- Location of Eden in Jerome County, Idaho.
- Coordinates: 42°36′19″N 114°12′33″W﻿ / ﻿42.60528°N 114.20917°W
- Country: United States
- State: Idaho
- County: Jerome

Area
- • Total: 0.31 sq mi (0.81 km^{2})
- • Land: 0.31 sq mi (0.81 km^{2})
- • Water: 0 sq mi (0.00 km^{2})
- Elevation: 3,960 ft (1,210 m)

Population (2020)
- • Total: 393
- • Density: 1,369.0/sq mi (528.57/km^{2})
- Time zone: UTC-7 (Mountain (MST))
- • Summer (DST): UTC-6 (MDT)
- ZIP code: 83325
- Area code: 208
- FIPS code: 16-24310
- GNIS feature ID: 2410397

= Eden, Idaho =

Eden is a city in Jerome County, Idaho, United States. As of the 2020 census, Eden had a population of 393. It is part of the Twin Falls, Idaho Metropolitan Statistical Area.
==Geography==
According to the United States Census Bureau, the city has a total area of 0.32 sqmi, all of it land.

===Climate===
According to the Köppen Climate Classification system, Eden has a semi-arid climate, abbreviated "BSk" on climate maps.

==Demographics==

Historical population
| Census | Pop. | Note | %± |
| 1920 | 359 |  | — |
| 1930 | 409 |  | 13.9% |
| 1940 | 413 |  | 1.0% |
| 1950 | 456 |  | 10.4% |
| 1960 | 426 |  | −6.6% |
| 1970 | 343 |  | −19.5% |
| 1980 | 355 |  | 3.5% |
| 1990 | 314 |  | −11.5% |
| 2000 | 411 |  | 30.9% |
| 2010 | 405 |  | −1.5% |
| 2020 | 393 |  | −3.0% |
| 2019 (est.) | 427 |  | 5.4% |
U.S. Decennial Census

===2010 census===
As of the census of 2010, there were 405 people, 160 households, and 105 families residing in the city. The population density was 1265.6 PD/sqmi. There were 180 housing units at an average density of 562.5 /sqmi. The racial makeup of the city was 75.8% White, 21.7% from other races, and 2.5% from two or more races. Hispanic or Latino of any race were 26.7% of the population.

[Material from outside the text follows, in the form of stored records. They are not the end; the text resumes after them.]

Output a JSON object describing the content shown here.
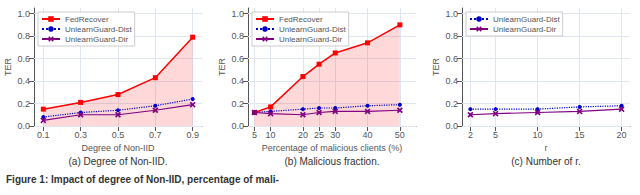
{
  "title": "Figure 1: Impact of degree of Non-IID, percentage of mali-",
  "chart_data": [
    {
      "type": "line",
      "title": "(a) Degree of Non-IID.",
      "x_label": "Degree of Non-IID",
      "y_label": "TER",
      "x": [
        0.1,
        0.3,
        0.5,
        0.7,
        0.9
      ],
      "series": [
        {
          "name": "FedRecover",
          "type": "area",
          "color": "#ff0000",
          "marker": "square",
          "line_style": "solid",
          "values": [
            0.15,
            0.21,
            0.28,
            0.43,
            0.79
          ]
        },
        {
          "name": "UnlearnGuard-Dist",
          "type": "line",
          "color": "#0000cc",
          "marker": "point",
          "line_style": "dotted",
          "values": [
            0.08,
            0.12,
            0.14,
            0.18,
            0.24
          ]
        },
        {
          "name": "UnlearnGuard-Dir",
          "type": "line",
          "color": "#800080",
          "marker": "x",
          "line_style": "solid",
          "values": [
            0.05,
            0.1,
            0.1,
            0.14,
            0.19
          ]
        }
      ],
      "xlim": [
        0.05,
        0.95
      ],
      "ylim": [
        0.0,
        1.05
      ],
      "xticks": [
        0.1,
        0.3,
        0.5,
        0.7,
        0.9
      ],
      "yticks": [
        {
          "value": 0,
          "label": "0.0"
        },
        0.2,
        0.4,
        0.6,
        0.8,
        {
          "value": 1,
          "label": "1.0"
        }
      ],
      "grid": true,
      "legend": "upper left"
    },
    {
      "type": "line",
      "title": "(b) Malicious fraction.",
      "x_label": "Percentage of malicious clients (%)",
      "y_label": "TER",
      "x": [
        5,
        10,
        20,
        25,
        30,
        40,
        50
      ],
      "series": [
        {
          "name": "FedRecover",
          "type": "area",
          "color": "#ff0000",
          "marker": "square",
          "line_style": "solid",
          "values": [
            0.12,
            0.17,
            0.44,
            0.55,
            0.65,
            0.74,
            0.9
          ]
        },
        {
          "name": "UnlearnGuard-Dist",
          "type": "line",
          "color": "#0000cc",
          "marker": "point",
          "line_style": "dotted",
          "values": [
            0.12,
            0.13,
            0.15,
            0.16,
            0.16,
            0.18,
            0.19
          ]
        },
        {
          "name": "UnlearnGuard-Dir",
          "type": "line",
          "color": "#800080",
          "marker": "x",
          "line_style": "solid",
          "values": [
            0.12,
            0.11,
            0.1,
            0.12,
            0.13,
            0.13,
            0.14
          ]
        }
      ],
      "xlim": [
        3,
        55
      ],
      "ylim": [
        0.0,
        1.05
      ],
      "xticks": [
        5,
        10,
        20,
        25,
        30,
        40,
        50
      ],
      "yticks": [
        {
          "value": 0,
          "label": "0.0"
        },
        0.2,
        0.4,
        0.6,
        0.8,
        {
          "value": 1,
          "label": "1.0"
        }
      ],
      "grid": true,
      "legend": "upper left"
    },
    {
      "type": "line",
      "title": "(c) Number of r.",
      "x_label": "r",
      "y_label": "TER",
      "x": [
        2,
        5,
        10,
        15,
        20
      ],
      "series": [
        {
          "name": "UnlearnGuard-Dist",
          "type": "line",
          "color": "#0000cc",
          "marker": "point",
          "line_style": "dotted",
          "values": [
            0.15,
            0.15,
            0.15,
            0.17,
            0.18
          ]
        },
        {
          "name": "UnlearnGuard-Dir",
          "type": "line",
          "color": "#800080",
          "marker": "x",
          "line_style": "solid",
          "values": [
            0.1,
            0.11,
            0.12,
            0.13,
            0.15
          ]
        }
      ],
      "xlim": [
        1,
        21
      ],
      "ylim": [
        0.0,
        1.05
      ],
      "xticks": [
        2,
        5,
        10,
        15,
        20
      ],
      "yticks": [
        {
          "value": 0,
          "label": "0.0"
        },
        0.2,
        0.4,
        0.6,
        0.8,
        {
          "value": 1,
          "label": "1.0"
        }
      ],
      "grid": true,
      "legend": "upper left"
    }
  ]
}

There were 160 households, of which 35.6% had children under the age of 18 living with them, 48.1% were married couples living together, 11.9% had a female householder with no husband present, 5.6% had a male householder with no wife present, and 34.4% were non-families. 28.8% of all households were made up of individuals, and 16.3% had someone living alone who was 65 years of age or older. The average household size was 2.53 and the average family size was 3.07.

The median age in the city was 36.1 years. 28.4% of residents were under the age of 18; 7.8% were between the ages of 18 and 24; 25.8% were from 25 to 44; 22.5% were from 45 to 64; and 15.6% were 65 years of age or older. The gender makeup of the city was 52.1% male and 47.9% female.

===2000 census===
As of the census of 2000, there were 411 people, 155 households, and 108 families residing in the city. The population density was 1,279.3 PD/sqmi. There were 165 housing units at an average density of 513.6 /sqmi. The racial makeup of the city was 86.37% White, 0.24% Native American, 12.65% from other races, and 0.73% from two or more races. Hispanic or Latino of any race were 15.33% of the population.

There were 155 households, out of which 34.8% had children under the age of 18 living with them, 54.8% were married couples living together, 10.3% had a female householder with no husband present, and 30.3% were non-families. 25.2% of all households were made up of individuals, and 9.0% had someone living alone who was 65 years of age or older. The average household size was 2.65 and the average family size was 3.17.

In the city, the population was spread out, with 29.9% under the age of 18, 10.5% from 18 to 24, 23.1% from 25 to 44, 21.4% from 45 to 64, and 15.1% who were 65 years of age or older. The median age was 34 years. For every 100 females, there were 107.6 males. For every 100 females age 18 and over, there were 105.7 males.

The median income for a household in the city was $21,339, and the median income for a family was $28,333. Males had a median income of $19,773 versus $16,500 for females. The per capita income for the city was $16,948. About 11.0% of families and 18.2% of the population were below the poverty line, including 21.4% of those under age 18 and 10.6% of those age 65 or over.

==Education==
Children in Eden attend the schools of Valley School District.